Long-term cardiovascular risks and the impact of statin treatment on socioeconomic inequalities: a microsimulation model
- PMID: 38373851
- PMCID: PMC10904120
- DOI: 10.3399/BJGP.2023.0198
Long-term cardiovascular risks and the impact of statin treatment on socioeconomic inequalities: a microsimulation model
Abstract
Background: UK cardiovascular disease (CVD) incidence and mortality have declined in recent decades but socioeconomic inequalities persist.
Aim: To present a new CVD model, and project health outcomes and the impact of guideline-recommended statin treatment across quintiles of socioeconomic deprivation in the UK.

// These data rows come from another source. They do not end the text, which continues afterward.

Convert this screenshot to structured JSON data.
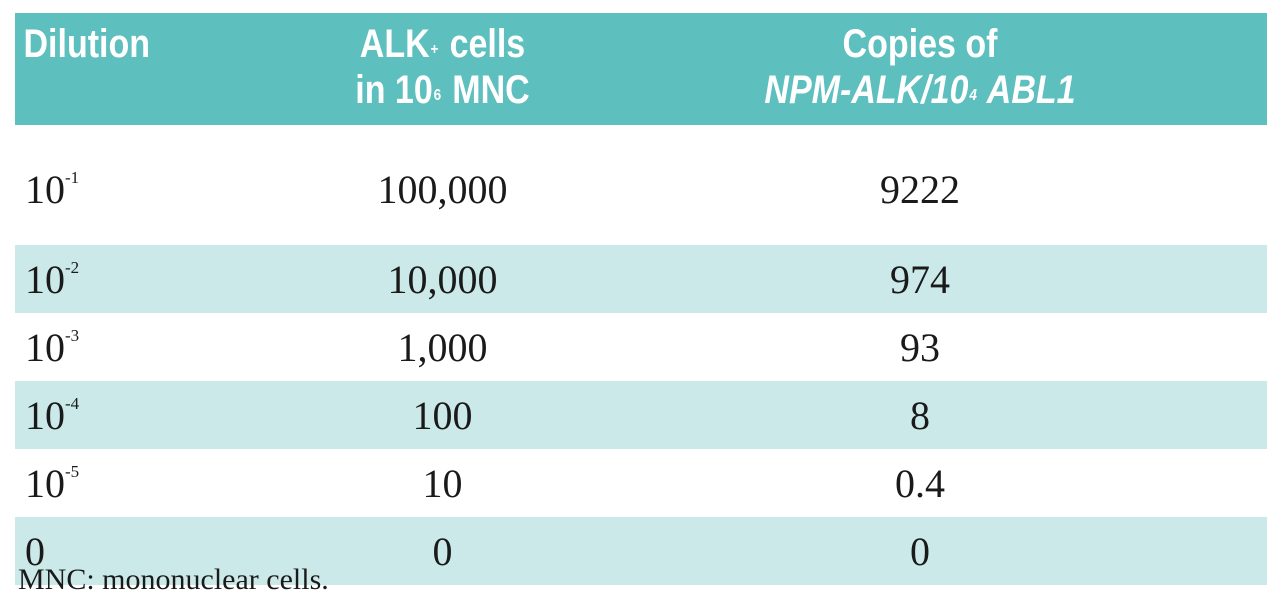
{
  "header": {
    "dilution": "Dilution",
    "alk_line1_base": "ALK",
    "alk_line1_sup": "+",
    "alk_line1_rest": " cells",
    "alk_line2_base": "in 10",
    "alk_line2_sup": "6",
    "alk_line2_rest": " MNC",
    "copies_line1": "Copies of",
    "copies_line2_gene": "NPM-ALK",
    "copies_line2_mid": "/10",
    "copies_line2_sup": "4",
    "copies_line2_ref": " ABL1"
  },
  "rows": [
    {
      "dil_base": "10",
      "dil_exp": "-1",
      "alk": "100,000",
      "copies": "9222"
    },
    {
      "dil_base": "10",
      "dil_exp": "-2",
      "alk": "10,000",
      "copies": "974"
    },
    {
      "dil_base": "10",
      "dil_exp": "-3",
      "alk": "1,000",
      "copies": "93"
    },
    {
      "dil_base": "10",
      "dil_exp": "-4",
      "alk": "100",
      "copies": "8"
    },
    {
      "dil_base": "10",
      "dil_exp": "-5",
      "alk": "10",
      "copies": "0.4"
    },
    {
      "dil_base": "0",
      "dil_exp": "",
      "alk": "0",
      "copies": "0"
    }
  ],
  "footnote": "MNC: mononuclear cells.",
  "colors": {
    "header_bg": "#5ebfbf",
    "row_shade": "#cce9e9",
    "header_text": "#ffffff"
  }
}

Design and setting: A lifetime microsimulation model was developed using 117 896 participants in 16 statin trials, 501 854 UK Biobank (UKB) participants, and quality-of-life data from national health surveys.

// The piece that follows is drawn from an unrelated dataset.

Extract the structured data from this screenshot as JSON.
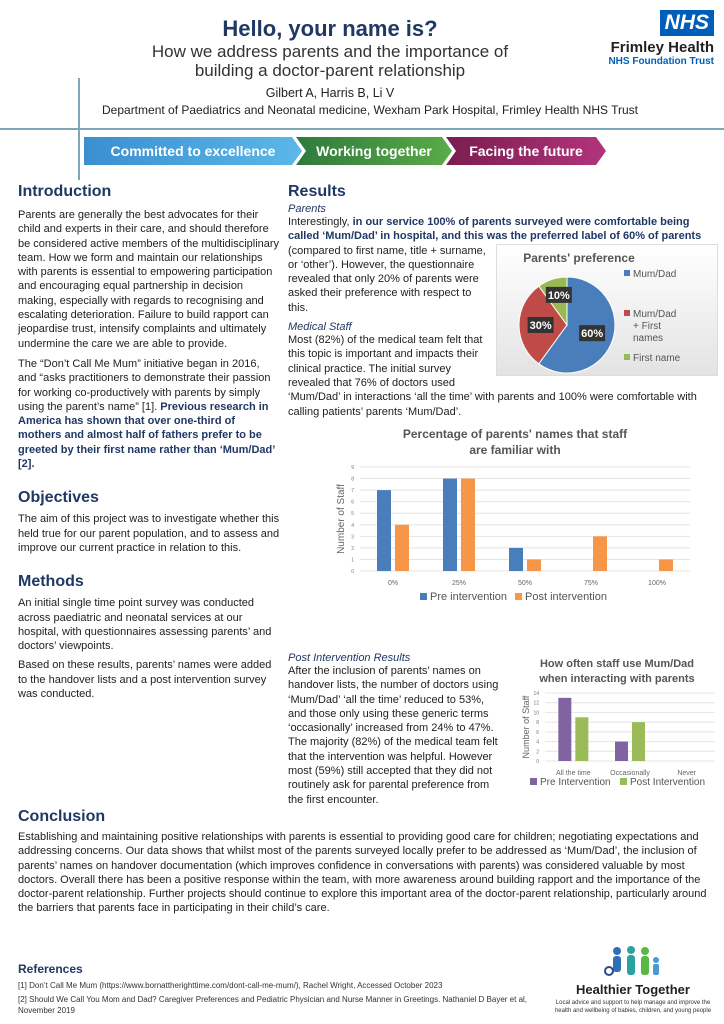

Method: A CVD microsimulation model was developed using risk equations for myocardial infarction, stroke, coronary revascularisation, cancer, and vascular and non-vascular death, estimated using trial data. The authors calibrated and further developed this model in the UKB cohort, including further characteristics and a diabetes risk equation, and validated the model in UKB and Whitehall II cohorts. The model was used to predict CVD incidence, life expectancy, quality-adjusted life years (QALYs), and the impact of UK guideline-recommended statin treatment across socioeconomic deprivation quintiles.
Results: Age, sex, socioeconomic deprivation, smoking, hypertension, diabetes, and cardiovascular events were key CVD risk determinants. Model-predicted event rates corresponded well to observed rates across participant categories. The model projected strong gradients in remaining life expectancy, with 4-5-year (5-8 QALYs) gaps between the least and most socioeconomically deprived quintiles. Guideline-recommended statin treatment was projected to increase QALYs, with larger gains in quintiles of higher deprivation.
Conclusion: The study demonstrated the potential of guideline-recommended statin treatment to reduce socioeconomic inequalities. This CVD model is a novel resource for individualised long-term projections of health outcomes of CVD treatments.
Keywords: Markov microsimulation model; cardiovascular disease; individual patient characteristics; inequality; quality-adjusted life years; socioeconomic status.
© The Authors.
Conflict of interest statement
Anthony Keech reports research support from Abbott, Amgen, ASPEN, Bayer, Mylan, Novartis, Sanofi, and Viatris; speaker fees from Novartis; and is a Data Safety Monitoring Board member for Kowa. John Robson reports funding from North East London Integrated Care Service. Jane Armitage reports receiving a grant to their research institution from Novartis for the ORION 4 trial of inclisiran. John Simes reports receiving grants for his institution from Amgen, Bayer, BMS, MSD, Pfizer, and Roche; consulting fees from FivepHusion; and is a chair (unpaid) of STAREE DSMB. Colin Baigent reports research grants from Boehringer Ingelheim and Health Data Research UK, and is a chair (unpaid) of a Data Safety Monitoring Board for Merck. All other authors have declared no competing interests.